Uma nova fase de combate ao crime organizado liderada pela Força Integrada de Combate ao Crime Organizado (Ficco) deflagrou, nesta quarta-feira (16), ações simultâneas em 19 estados para cumprir mandados de prisão e desarticular esquemas de facções criminosas em todo o Brasil.
Desde as primeiras horas da manhã, agentes das forças de segurança executam 106 mandados de prisão e 173 ordens de busca e apreensão. Além das detenções, o Poder Judiciário determinou o bloqueio patrimonial de mais de R$ 508 milhões associados aos investigados.
Conforme informado pelo Ministério da Justiça e Segurança Pública, a mobilização reúne 20 bases regionais da Ficco.
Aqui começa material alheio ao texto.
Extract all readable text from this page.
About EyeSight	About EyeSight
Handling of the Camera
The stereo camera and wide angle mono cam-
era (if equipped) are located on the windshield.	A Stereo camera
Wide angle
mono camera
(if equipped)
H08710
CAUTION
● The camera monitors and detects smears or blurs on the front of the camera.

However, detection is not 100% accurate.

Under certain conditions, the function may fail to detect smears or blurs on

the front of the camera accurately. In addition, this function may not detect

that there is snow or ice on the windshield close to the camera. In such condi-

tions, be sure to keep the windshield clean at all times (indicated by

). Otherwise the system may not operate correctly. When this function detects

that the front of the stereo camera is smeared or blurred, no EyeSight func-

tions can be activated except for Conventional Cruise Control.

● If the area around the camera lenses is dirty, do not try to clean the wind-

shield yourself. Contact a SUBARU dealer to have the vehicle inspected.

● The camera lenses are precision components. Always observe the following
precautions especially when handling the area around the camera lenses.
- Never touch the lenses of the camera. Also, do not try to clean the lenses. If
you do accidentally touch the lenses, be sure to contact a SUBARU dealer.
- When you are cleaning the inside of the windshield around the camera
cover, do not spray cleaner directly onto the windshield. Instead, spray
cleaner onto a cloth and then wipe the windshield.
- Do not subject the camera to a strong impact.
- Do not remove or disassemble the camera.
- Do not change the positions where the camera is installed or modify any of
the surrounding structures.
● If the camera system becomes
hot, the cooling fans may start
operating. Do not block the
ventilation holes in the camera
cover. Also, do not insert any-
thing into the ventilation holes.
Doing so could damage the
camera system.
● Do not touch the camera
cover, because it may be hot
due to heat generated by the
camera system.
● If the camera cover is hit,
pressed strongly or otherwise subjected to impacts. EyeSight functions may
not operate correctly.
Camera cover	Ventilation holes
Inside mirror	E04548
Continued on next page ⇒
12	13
O foco principal das investigações abrange o tráfico ilícito de drogas e armas, além de lavagem de dinheiro e outros delitos graves.
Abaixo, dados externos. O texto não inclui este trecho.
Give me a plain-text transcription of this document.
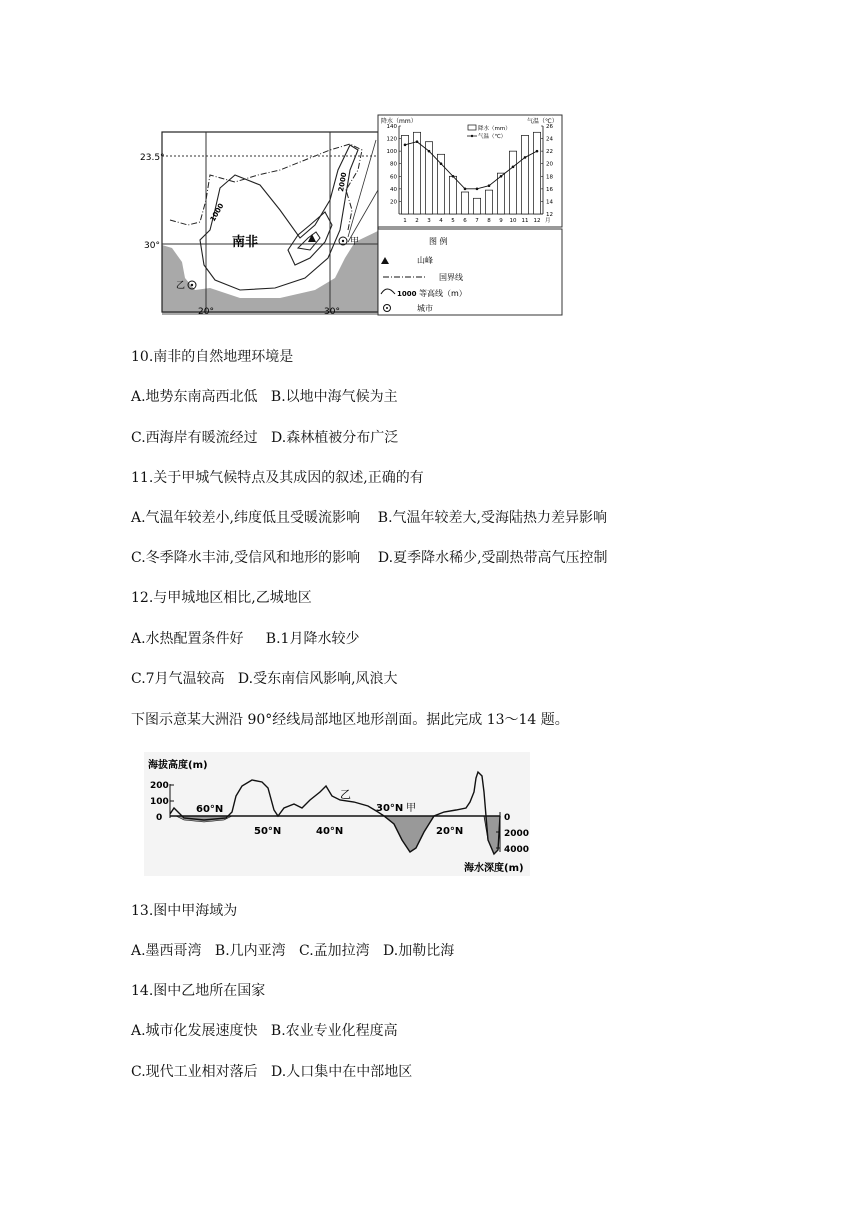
23.5°
30°
20°	30°
南非
1000
2000
甲
乙
降水（mm）	气温（℃）
降水（mm）
气温（℃）
20
40
60
80
100
120
140
12
14
16
18
20
22
24
26
1 2 3 4 5 6 7 8 9 10 11 12 月
图 例
山峰
国界线
1000 等高线（m）
城市
10.南非的自然地理环境是
A.地势东南高西北低   B.以地中海气候为主
C.西海岸有暖流经过   D.森林植被分布广泛
11.关于甲城气候特点及其成因的叙述,正确的有
A.气温年较差小,纬度低且受暖流影响    B.气温年较差大,受海陆热力差异影响
C.冬季降水丰沛,受信风和地形的影响    D.夏季降水稀少,受副热带高气压控制
12.与甲城地区相比,乙城地区
A.水热配置条件好     B.1月降水较少
C.7月气温较高   D.受东南信风影响,风浪大
下图示意某大洲沿 90°经线局部地区地形剖面。据此完成 13～14 题。
海拔高度(m)
200
100
0	0
2000
4000
海水深度(m)
60°N
50°N	40°N
30°N
20°N
乙
甲
13.图中甲海域为
A.墨西哥湾   B.几内亚湾   C.孟加拉湾   D.加勒比海
14.图中乙地所在国家
A.城市化发展速度快   B.农业专业化程度高
C.现代工业相对落后   D.人口集中在中部地区
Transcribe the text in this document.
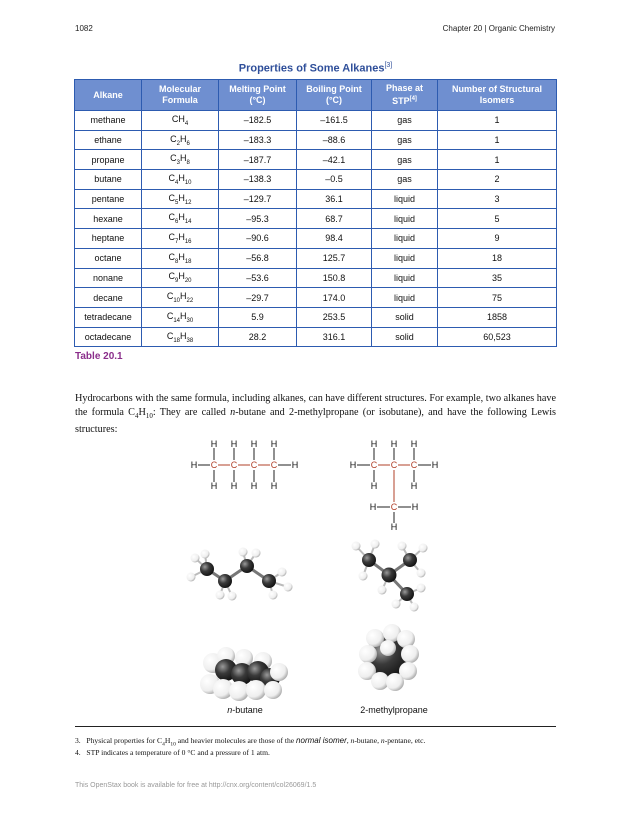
1082	Chapter 20 | Organic Chemistry
Properties of Some Alkanes[3]
Alkane	Molecular Formula	Melting Point (°C)	Boiling Point (°C)	Phase at STP[4]	Number of Structural Isomers
methane	$CH_4$	–182.5	–161.5	gas	1
ethane	$C_2H_6$	–183.3	–88.6	gas	1
propane	$C_3H_8$	–187.7	–42.1	gas	1
butane	$C_4H_{10}$	–138.3	–0.5	gas	2
pentane	$C_5H_{12}$	–129.7	36.1	liquid	3
hexane	$C_6H_{14}$	–95.3	68.7	liquid	5
heptane	$C_7H_{16}$	–90.6	98.4	liquid	9
octane	$C_8H_{18}$	–56.8	125.7	liquid	18
nonane	$C_9H_{20}$	–53.6	150.8	liquid	35
decane	$C_{10}H_{22}$	–29.7	174.0	liquid	75
tetradecane	$C_{14}H_{30}$	5.9	253.5	solid	1858
octadecane	$C_{18}H_{38}$	28.2	316.1	solid	60,523
Table 20.1
Hydrocarbons with the same formula, including alkanes, can have different structures. For example, two alkanes have the formula $C_4H_{10}$: They are called n-butane and 2-methylpropane (or isobutane), and have the following Lewis structures:
H	H
C
H
H
C
H
H
C
H
H
C
H
H
H	H
C
H
H
C
H
C
H
H
C
H	H
H
n-butane	2-methylpropane
3. Physical properties for $C_4H_{10}$ and heavier molecules are those of the normal isomer, n-butane, n-pentane, etc.
4. STP indicates a temperature of 0 °C and a pressure of 1 atm.
This OpenStax book is available for free at http://cnx.org/content/col26069/1.5
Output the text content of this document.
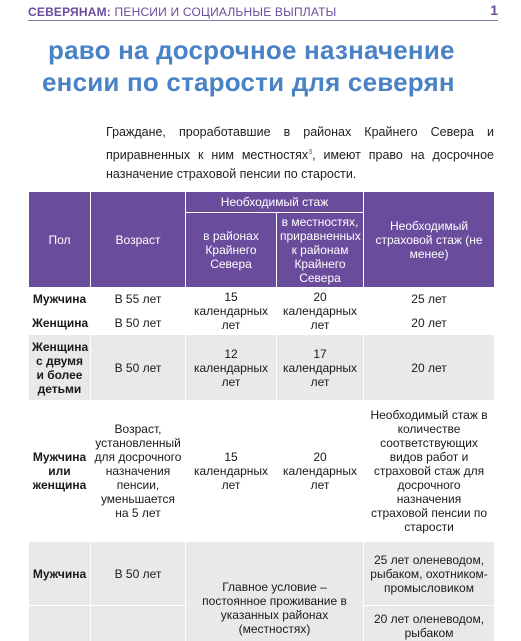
СЕВЕРЯНАМ: ПЕНСИИ И СОЦИАЛЬНЫЕ ВЫПЛАТЫ	1
раво на досрочное назначение
енсии по старости для северян
Граждане, проработавшие в районах Крайнего Севера и приравненных к ним местностях$^3$, имеют право на досрочное назначение страховой пенсии по старости.
Пол	Возраст	Необходимый стаж		Необходимый страховой стаж (не менее)
		в районах Крайнего Севера	в местностях, приравненных к районам Крайнего Севера	
Мужчина	В 55 лет	15 календарных лет	20 календарных лет	25 лет
Женщина	В 50 лет			20 лет
Женщина с двумя и более детьми	В 50 лет	12 календарных лет	17 календарных лет	20 лет
Мужчина или женщина	Возраст, установленный для досрочного назначения пенсии, уменьшается на 5 лет	15 календарных лет	20 календарных лет	Необходимый стаж в количестве соответствующих видов работ и страховой стаж для досрочного назначения страховой пенсии по старости
Мужчина	В 50 лет	Главное условие – постоянное проживание в указанных районах (местностях)		25 лет оленеводом, рыбаком, охотником-промысловиком
				20 лет оленеводом, рыбаком
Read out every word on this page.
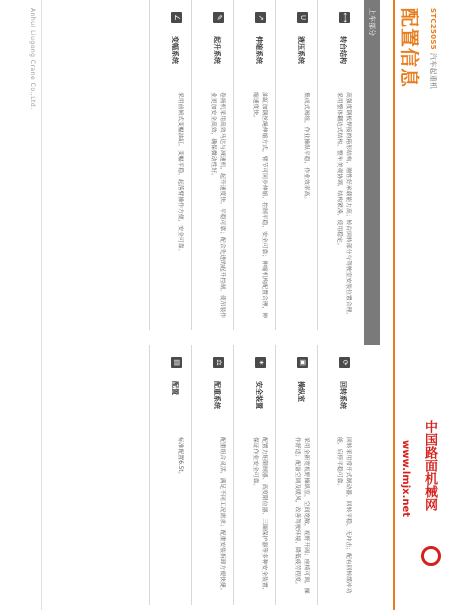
STC250S5汽车起重机
配置信息
上车部分
⟷
转台结构
高强度钢板焊接的箱形结构，刚性好承载能力高；转台回转部分与驾驶室安装位置合理，采用整体翻边式结构，整车美观协调，结构紧凑，使用稳定。
U
液压系统
集成式阀组，作业操纵平稳，作业效率高。
↗
伸缩系统
油缸加钢丝绳伸缩方式，臂节可同步伸缩，控制平稳，安全可靠；伸缩机构配置合理，伸缩速度快。
✎
起升系统
卷扬机采用高效马达与减速机，起升速度快，平稳可靠；配合先进的起升控制，使吊装作业更加安全高效，确保微动性好。
∠
变幅系统
采用前倾式变幅油缸，变幅平稳，起落臂操作方便，安全可靠。
⟳
回转系统
回转采用常开式制动器，回转平稳，无冲击；配有回转缓冲功能，启停平稳可靠。
▣
操纵室
采用全新宽视野操纵室，空间宽敞，视野开阔；座椅可调，操作舒适；配备空调及暖风，改善驾驶环境，降低疲劳程度。
✶
安全装置
配置力矩限制器、高度限位器、三圈保护器等多种安全装置，保证作业安全可靠。
⚖
配重系统
配重组合灵活，满足不同工况需求；配重安装拆卸方便快捷。
▤
配置
标准配置6.5t。
Anhui Liugong Crane Co.,Ltd.
中国路面机械网
www.lmjx.net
Embora cada unidade federativa tenha batizado sua operação local com um nome específico, todas as frentes de trabalho compõem a quarta etapa nacional da Operação Força Integrada.
Atuação regional e maiores bloqueios
O estado do Tocantins registrou a maior indisponibilidade de bens do país. A 2ª Vara Federal determinou o bloqueio de até R$ 412,5 milhões na Operação Rota Araguaia 2, voltada ao suporte logístico e financeiro de uma rede de tráfico internacional de drogas.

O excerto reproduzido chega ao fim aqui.